Canadian company Enbridge’s plan to replace a corroding pipeline with a larger one to transport an estimated 760,000 barrels of tar sands oil per day from Alberta, Canada to Wisconsin, via North Dakota and Minnesota, has been met with strong opposition. Recent direct actions included water protectors locking themselves to an excavator at a work site in Minnesota earlier this month.
The new campaign focuses on major U.S.banks including JP Morgan Chase, Citigroup, and Bank of America, as well as international banks such as HSBC, Credit Suisse, and Deutsche Bank, all of whom the Stop the Money Pipeline says (pdf) are underwriting the project. The climate activists have got their eyes on an upcoming deadline when the institutions must decide whether or not to renew Enbridge’s loan for the pipeline replacement.
Rainforest Action Network, a member of the Stop the Money Pipeline coalition, said the crucial role of the banks is clear. “Without any project finance associated with the pipeline construction, the banks providing Enbridge’s general corporate financing are the supporters of this destructive project,” RAN said in a December briefing.
“Less than two months from now, on March 31st, 18 banks have a $2.2 billion loan to Enbridge due for renewal,” Stop the Money Pipeline co-coordinator Amy Gray said Monday. “Between now and then, we are going to do everything in our power to make it loud and clear to bank executives: They must walk away from Line 3―or there will be consequences.”
In a blog post announcing the #DefundLine3 campaign, Tara Houska (Couchiching First Nation Anishinaabe), a tribal attorney and founder of the Giniw Collective, laid out different tactics the campaign would be encouraging its supporters to take:
Every week, we’re going to ask you to take an action that helps put pressure on those 18 banks funding Line 3. We’ll ask you to send direct emails to CEOs, call board members, take part in Covid-safe street protests, participate in projection actions, join online rallies, and much more.
If enough of us take these actions together, we can make the companies funding Line 3 feel enough pressure that they will walk away from Enbridge.

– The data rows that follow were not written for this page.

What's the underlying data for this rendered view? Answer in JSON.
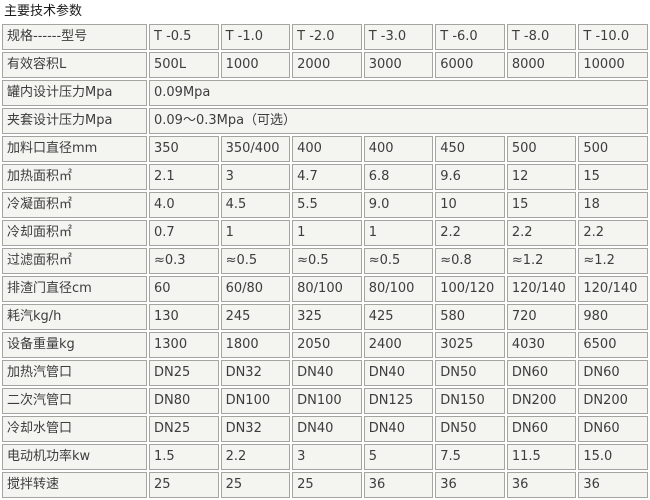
{
  "title": "主要技术参数",
  "colors": {
    "page_bg": "#ffffff",
    "cell_bg": "#f4f4f0",
    "cell_border": "#a5a5a0",
    "cell_text": "#3d3d3d",
    "title_text": "#1a1a1a"
  },
  "table": {
    "columns_count": 8,
    "rows": [
      {
        "label": "规格------型号",
        "values": [
          "T -0.5",
          "T -1.0",
          "T -2.0",
          "T -3.0",
          "T -6.0",
          "T -8.0",
          "T -10.0"
        ]
      },
      {
        "label": "有效容积L",
        "values": [
          "500L",
          "1000",
          "2000",
          "3000",
          "6000",
          "8000",
          "10000"
        ]
      },
      {
        "label": "罐内设计压力Mpa",
        "values": [
          "0.09Mpa"
        ],
        "colspan": 7
      },
      {
        "label": "夹套设计压力Mpa",
        "values": [
          "0.09～0.3Mpa（可选）"
        ],
        "colspan": 7
      },
      {
        "label": "加料口直径mm",
        "values": [
          "350",
          "350/400",
          "400",
          "400",
          "450",
          "500",
          "500"
        ]
      },
      {
        "label": "加热面积㎡",
        "values": [
          "2.1",
          "3",
          "4.7",
          "6.8",
          "9.6",
          "12",
          "15"
        ]
      },
      {
        "label": "冷凝面积㎡",
        "values": [
          "4.0",
          "4.5",
          "5.5",
          "9.0",
          "10",
          "15",
          "18"
        ]
      },
      {
        "label": "冷却面积㎡",
        "values": [
          "0.7",
          "1",
          "1",
          "1",
          "2.2",
          "2.2",
          "2.2"
        ]
      },
      {
        "label": "过滤面积㎡",
        "values": [
          "≈0.3",
          "≈0.5",
          "≈0.5",
          "≈0.5",
          "≈0.8",
          "≈1.2",
          "≈1.2"
        ]
      },
      {
        "label": "排渣门直径cm",
        "values": [
          "60",
          "60/80",
          "80/100",
          "80/100",
          "100/120",
          "120/140",
          "120/140"
        ]
      },
      {
        "label": "耗汽kg/h",
        "values": [
          "130",
          "245",
          "325",
          "425",
          "580",
          "720",
          "980"
        ]
      },
      {
        "label": "设备重量kg",
        "values": [
          "1300",
          "1800",
          "2050",
          "2400",
          "3025",
          "4030",
          "6500"
        ]
      },
      {
        "label": "加热汽管口",
        "values": [
          "DN25",
          "DN32",
          "DN40",
          "DN40",
          "DN50",
          "DN60",
          "DN60"
        ]
      },
      {
        "label": "二次汽管口",
        "values": [
          "DN80",
          "DN100",
          "DN100",
          "DN125",
          "DN150",
          "DN200",
          "DN200"
        ]
      },
      {
        "label": "冷却水管口",
        "values": [
          "DN25",
          "DN32",
          "DN40",
          "DN40",
          "DN50",
          "DN60",
          "DN60"
        ]
      },
      {
        "label": "电动机功率kw",
        "values": [
          "1.5",
          "2.2",
          "3",
          "5",
          "7.5",
          "11.5",
          "15.0"
        ]
      },
      {
        "label": "搅拌转速",
        "values": [
          "25",
          "25",
          "25",
          "36",
          "36",
          "36",
          "36"
        ]
      }
    ]
  }
}
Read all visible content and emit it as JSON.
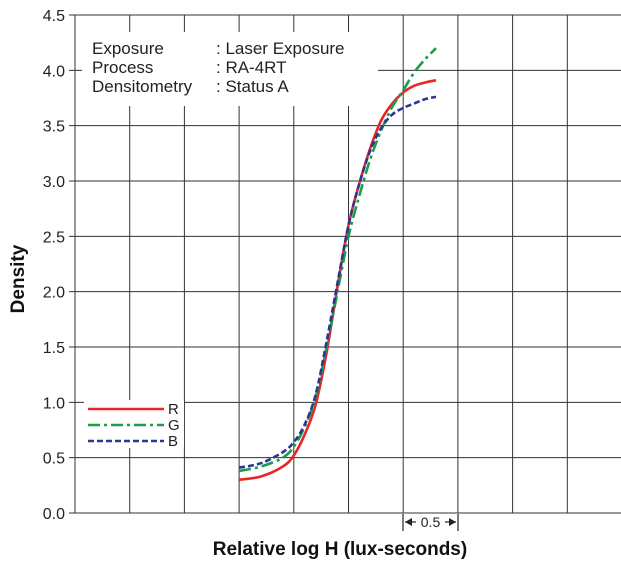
{
  "chart_data": {
    "type": "line",
    "xlabel": "Relative log H (lux-seconds)",
    "ylabel": "Density",
    "ylim": [
      0,
      4.5
    ],
    "y_ticks": [
      "0.0",
      "0.5",
      "1.0",
      "1.5",
      "2.0",
      "2.5",
      "3.0",
      "3.5",
      "4.0",
      "4.5"
    ],
    "x_grid_step": 0.5,
    "x_range": [
      0,
      5
    ],
    "grid": true,
    "legend_position": "bottom-left",
    "scale_marker": "0.5",
    "info": [
      {
        "key": "Exposure",
        "value": ": Laser Exposure"
      },
      {
        "key": "Process",
        "value": ": RA-4RT"
      },
      {
        "key": "Densitometry",
        "value": ": Status A"
      }
    ],
    "series": [
      {
        "name": "R",
        "color": "#e8262a",
        "dash": "solid",
        "x": [
          1.5,
          1.7,
          1.9,
          2.0,
          2.1,
          2.2,
          2.3,
          2.4,
          2.5,
          2.6,
          2.7,
          2.8,
          2.9,
          3.0,
          3.1,
          3.2,
          3.3
        ],
        "y": [
          0.3,
          0.33,
          0.42,
          0.52,
          0.71,
          0.98,
          1.45,
          2.05,
          2.6,
          2.98,
          3.3,
          3.55,
          3.7,
          3.8,
          3.86,
          3.89,
          3.91
        ]
      },
      {
        "name": "G",
        "color": "#1a9e4a",
        "dash": "dashdot",
        "x": [
          1.5,
          1.7,
          1.9,
          2.0,
          2.1,
          2.2,
          2.3,
          2.4,
          2.5,
          2.6,
          2.7,
          2.8,
          2.9,
          3.0,
          3.1,
          3.2,
          3.3
        ],
        "y": [
          0.38,
          0.42,
          0.5,
          0.6,
          0.78,
          1.05,
          1.5,
          2.0,
          2.5,
          2.87,
          3.2,
          3.46,
          3.67,
          3.82,
          3.98,
          4.1,
          4.2
        ]
      },
      {
        "name": "B",
        "color": "#2a3594",
        "dash": "dashed",
        "x": [
          1.5,
          1.7,
          1.9,
          2.0,
          2.1,
          2.2,
          2.3,
          2.4,
          2.5,
          2.6,
          2.7,
          2.8,
          2.9,
          3.0,
          3.1,
          3.2,
          3.3
        ],
        "y": [
          0.41,
          0.45,
          0.55,
          0.64,
          0.8,
          1.07,
          1.55,
          2.08,
          2.6,
          2.98,
          3.28,
          3.48,
          3.6,
          3.66,
          3.7,
          3.74,
          3.76
        ]
      }
    ]
  }
}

And that, the coalition says, could have ripple down effects that coud help secure a livable planet.
A successful #DefundLine3 campaign, the groups say, “could serve as the death blow to the entire idea of fossil fuels as environmentally sound or acceptable investments.”
Houska, in her post, sounded a hopeful note.
“Together, I know that we can do this,” she said. “Throughout history people-powered movements have changed the world. And they sure as hell can stop Line 3.”